Не могу вспомнить, когда я взял из сарая весла. Но хорошо помню зато сам сарай и теплую его темь, не чреватую выходом мертвых дам. Этот же мирный мрак был мне приятен, как понимаю теперь, и на чердаке. Я заглянул еще в клозет и после того был готов к плаванию.
Мы отчалили тотчас. Дно лодки прошуршало по ряске и окунулось в свежую воду русла. Я неторопливо греб. Почему-то с Ирой мы плавали всегда на став. Ветер был в спину, мы миновали изгиб, и «Плакучие Ивы» стали виднеться прямо по курсу. Ира смотрела через плечо, порой зачерпывая через борт пригоршней воду. Сейчас, в моем глухом уединении, посреди чужой суши, многое мне кажется необычным, и даже какую-то горечь нахожу я в душе, пытаясь вспомнить те свои первые взгляды, которые бросал тогда исподволь (как и всегда, впрочем) под сень ив, слишком густую, чтобы что-нибудь рассмотреть.

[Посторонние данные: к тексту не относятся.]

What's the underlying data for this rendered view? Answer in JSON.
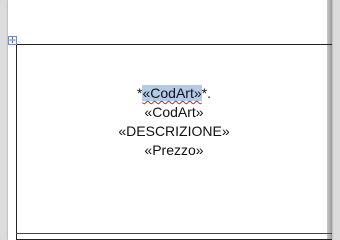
{
  "document": {
    "line1_prefix": "*",
    "line1_field": "«CodArt»",
    "line1_suffix": "*.",
    "line2": "«CodArt»",
    "line3": "«DESCRIZIONE»",
    "line4": "«Prezzo»"
  },
  "table_move_handle": {
    "icon": "move-arrows-icon",
    "glyph": "✛"
  },
  "colors": {
    "selection": "#b4cbe8",
    "spellcheck": "#d02020",
    "handle_border": "#6a8fc0"
  }
}
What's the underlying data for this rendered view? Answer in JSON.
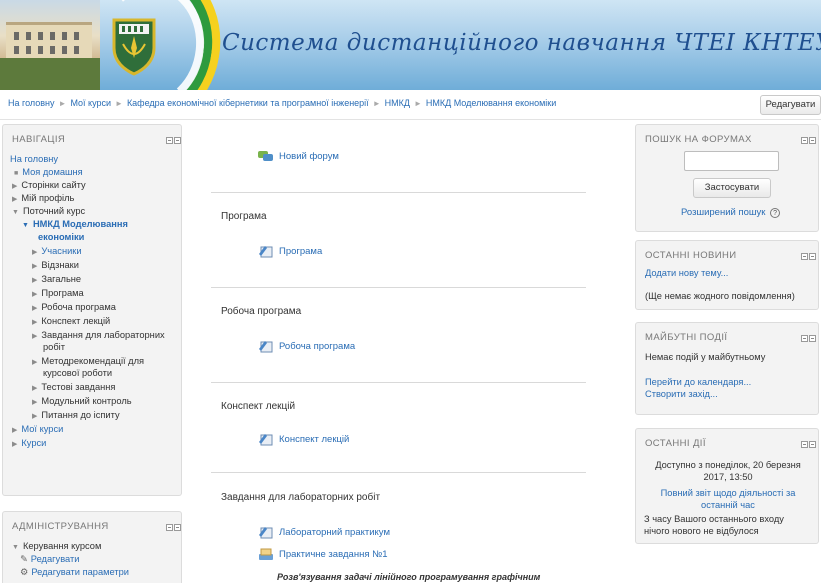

Но тогда, в лодке посреди реки, залитой солнцем, никакой горечи во мне, разумеется, не было, хотя все равно я был уже хмур (ночь не прошла даром), так что Ира даже заметила вскользь:
— У тебя мрачный вид. Что-то случилось?
Я мотнул головой. Может быть, тогда впервые в жизни (потом мы это склонны забывать) я вдруг захотел одиночества. Позже я его хотел не раз. И потому-то я знаю, что нынешняя тишина моего жилища по вечерам, моя неуверенность перед книжной полкой, молчание телефона, по которому некуда позвонить, беспредметная боль в душе, особенно перед сном, а по утрам кофейня Люка — все это мой тайный выбор; ужимка воли, неуместность желаний. Или, может быть, просто ошибка ума.
— Смотри, — сказала Ира. — Там кто-то есть.
Мы плыли уже у «Плакучих Ив». Был полдень, зной. Река блестела под солнцем.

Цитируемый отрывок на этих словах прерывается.